Brazzein is derived from the pulp of Pentadiplandra brazzeana Baillon (P. brazzeana), which grows in the African rainforest. Each fruit has a red shell-like exocarp, beneath which three to five kidney-shaped seeds are surrounded by a thick layer of soft red flesh, which contains Brazzein. Brazzein is the smallest sweet protein with a peptide chain consisting of 54 amino acids and a molecular weight of only 6.5Kda.
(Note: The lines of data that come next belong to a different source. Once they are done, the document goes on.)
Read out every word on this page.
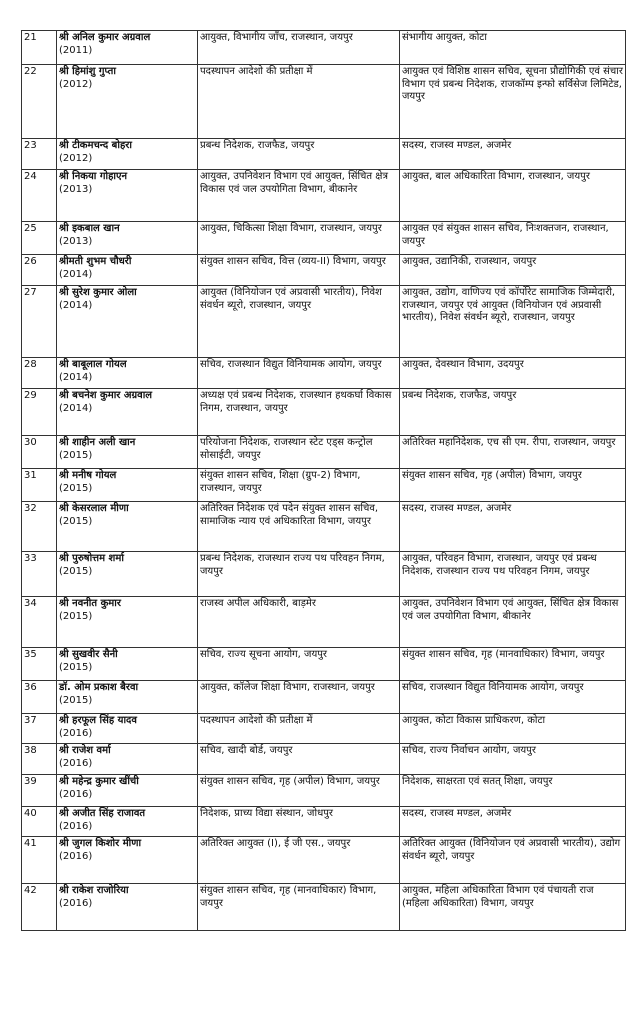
21	श्री अनिल कुमार अग्रवाल
(2011)	आयुक्त, विभागीय जाँच, राजस्थान, जयपुर	संभागीय आयुक्त, कोटा
22	श्री हिमांशु गुप्ता
(2012)	पदस्थापन आदेशो की प्रतीक्षा में	आयुक्त एवं विशिष्ठ शासन सचिव, सूचना प्रौद्योगिकी एवं संचार विभाग एवं प्रबन्ध निदेशक, राजकॉम्प इन्फो सर्विसेज लिमिटेड, जयपुर
23	श्री टीकमचन्द बोहरा
(2012)	प्रबन्ध निदेशक, राजफैड, जयपुर	सदस्य, राजस्व मण्डल, अजमेर
24	श्री निकया गोहाएन
(2013)	आयुक्त, उपनिवेशन विभाग एवं आयुक्त, सिंचित क्षेत्र विकास एवं जल उपयोगिता विभाग, बीकानेर	आयुक्त, बाल अधिकारिता विभाग, राजस्थान, जयपुर
25	श्री इकबाल खान
(2013)	आयुक्त, चिकित्सा शिक्षा विभाग, राजस्थान, जयपुर	आयुक्त एवं संयुक्त शासन सचिव, निःशक्तजन, राजस्थान, जयपुर
26	श्रीमती शुभम चौधरी
(2014)	संयुक्त शासन सचिव, वित्त (व्यय-II) विभाग, जयपुर	आयुक्त, उद्यानिकी, राजस्थान, जयपुर
27	श्री सुरेश कुमार ओला
(2014)	आयुक्त (विनियोजन एवं अप्रवासी भारतीय), निवेश संवर्धन ब्यूरो, राजस्थान, जयपुर	आयुक्त, उद्योग, वाणिज्य एवं कॉर्पोरेट सामाजिक जिम्मेदारी, राजस्थान, जयपुर एवं आयुक्त (विनियोजन एवं अप्रवासी भारतीय), निवेश संवर्धन ब्यूरो, राजस्थान, जयपुर
28	श्री बाबूलाल गोयल
(2014)	सचिव, राजस्थान विद्युत विनियामक आयोग, जयपुर	आयुक्त, देवस्थान विभाग, उदयपुर
29	श्री बचनेश कुमार अग्रवाल
(2014)	अध्यक्ष एवं प्रबन्ध निदेशक, राजस्थान हथकर्घा विकास निगम, राजस्थान, जयपुर	प्रबन्ध निदेशक, राजफैड, जयपुर
30	श्री शाहीन अली खान
(2015)	परियोजना निदेशक, राजस्थान स्टेट एड्स कन्ट्रोल सोसाईटी, जयपुर	अतिरिक्त महानिदेशक, एच सी एम. रीपा, राजस्थान, जयपुर
31	श्री मनीष गोयल
(2015)	संयुक्त शासन सचिव, शिक्षा (ग्रुप-2) विभाग, राजस्थान, जयपुर	संयुक्त शासन सचिव, गृह (अपील) विभाग, जयपुर
32	श्री केसरलाल मीणा
(2015)	अतिरिक्त निदेशक एवं पदेन संयुक्त शासन सचिव, सामाजिक न्याय एवं अधिकारिता विभाग, जयपुर	सदस्य, राजस्व मण्डल, अजमेर
33	श्री पुरुषोत्तम शर्मा
(2015)	प्रबन्ध निदेशक, राजस्थान राज्य पथ परिवहन निगम, जयपुर	आयुक्त, परिवहन विभाग, राजस्थान, जयपुर एवं प्रबन्ध निदेशक, राजस्थान राज्य पथ परिवहन निगम, जयपुर
34	श्री नवनीत कुमार
(2015)	राजस्व अपील अधिकारी, बाड़मेर	आयुक्त, उपनिवेशन विभाग एवं आयुक्त, सिंचित क्षेत्र विकास एवं जल उपयोगिता विभाग, बीकानेर
35	श्री सुखवीर सैनी
(2015)	सचिव, राज्य सूचना आयोग, जयपुर	संयुक्त शासन सचिव, गृह (मानवाधिकार) विभाग, जयपुर
36	डॉ. ओम प्रकाश बैरवा
(2015)	आयुक्त, कॉलेज शिक्षा विभाग, राजस्थान, जयपुर	सचिव, राजस्थान विद्युत विनियामक आयोग, जयपुर
37	श्री हरफूल सिंह यादव
(2016)	पदस्थापन आदेशो की प्रतीक्षा में	आयुक्त, कोटा विकास प्राधिकरण, कोटा
38	श्री राजेश वर्मा
(2016)	सचिव, खादी बोर्ड, जयपुर	सचिव, राज्य निर्वाचन आयोग, जयपुर
39	श्री महेन्द्र कुमार खींची
(2016)	संयुक्त शासन सचिव, गृह (अपील) विभाग, जयपुर	निदेशक, साक्षरता एवं सतत् शिक्षा, जयपुर
40	श्री अजीत सिंह राजावत
(2016)	निदेशक, प्राच्य विद्या संस्थान, जोधपुर	सदस्य, राजस्व मण्डल, अजमेर
41	श्री जुगल किशोर मीणा
(2016)	अतिरिक्त आयुक्त (I), ई जी एस., जयपुर	अतिरिक्त आयुक्त (विनियोजन एवं अप्रवासी भारतीय), उद्योग संवर्धन ब्यूरो, जयपुर
42	श्री राकेश राजोरिया
(2016)	संयुक्त शासन सचिव, गृह (मानवाधिकार) विभाग, जयपुर	आयुक्त, महिला अधिकारिता विभाग एवं पंचायती राज (महिला अधिकारिता) विभाग, जयपुर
Brazzein induced sweet taste perception by binding to T1R2 and T1R3 sweet taste receptors on the human tongue. At the same time, the flavor characteristics of Brazzein are similar to those of sucrose, and the sweetness of brazzein is 500-2000 times that of sucrose. In addition, Brazzein is a protein with excellent thermal stability and acid resistance. It was able to maintain its protein identity during 2 hours incubation at 98°C, 4.5 hours incubation at 80°C, and 4 hours incubation at 80°C in the 2.5-8pH range. See BBa_K5160004 for details.

HA

HA-tag is a protein tag based on Human influenza hemagglutinin antigen. The chemical essence of HA-tag is a short amino acid sequence derived from amino acids 98-106 of human influenza hemagglutinin, namely YPYDVPDYA. The HA tag is widely used as an epitope tag in expression vectors and is beneficial for protein detection, isolation, and purification because it does not interfere with the biological activity or distribution of the protein. By adding the HA tag to the target protein, specific antibodies against the HA tag can be used to bind to the recombinant protein, so that immunohistochemistry (IHC), Western Blotting and other experiments can be performed conveniently. HA antibodies can also be immobilized on agarose beads for protein purification to improve purification efficiency. Many recombinant proteins can express HA tags, which can help to quickly obtain information related to their localization, expression or biological function.See BBa_K5160012 for details.

NOS terminator

A terminator on a plant expression vector that terminates the transcription of a gene.See BBa_P10401 for details.

Structural design

We used tomato fruit ripening specific promoter E8 promoter to express the Brazzein gene. The pCAMBIA1301_Brazzein plasmid (Fig 3.) was constructed using the binary vector pCAMBIA1301 and transformed into Agrobacterium Tumefacium GV3101. To verify the successful transformation, we performed pcr using specific primers and demonstrated the successful entry of our expression vector into Agrobacterium tumefaciens GV3101 by agarose gel electrophoresis.

Characterize

Agarose gel electrophoresis

Colonies were amplified by PCR with specific primers, and the resulting products were subjected to agarose gel electrophoresis. From the results (Fig 4.), it can be seen that the band of Brazzein (176bp) appears with a band near 100bp. This can verify that our transformed agrobacterium has carried the target sequence.

DNA assay

We selected positive bacteria to infect the callus, and when the callus grew to a certain extent, it was inoculated in rooting medium to cultivate. After the plant had grown leaves, the leaves were harvested to test whether the brazzein gene was present in the tomato genome. The DNA of brazzein (176bp) was detected(Fig 5.).

Proteins expression

We collected samples of leaves, flowers, and fruits, extracted proteins for Western Blot (WB) detection, and successfully obtained positive results near the 10 kDa band in the lanes for leaves and fruits (Fig. 6). This indicates that Brazzein (9.75 kDa) in the transgenic micro-TOM was successfully expressed, and this expression is specific to mature fruits. This marks the first milestone in our experimental process, demonstrating that transgenic tomatoes capable of stably inheriting and specifically producing sweet proteins in mature fruits have been successfully cultivated.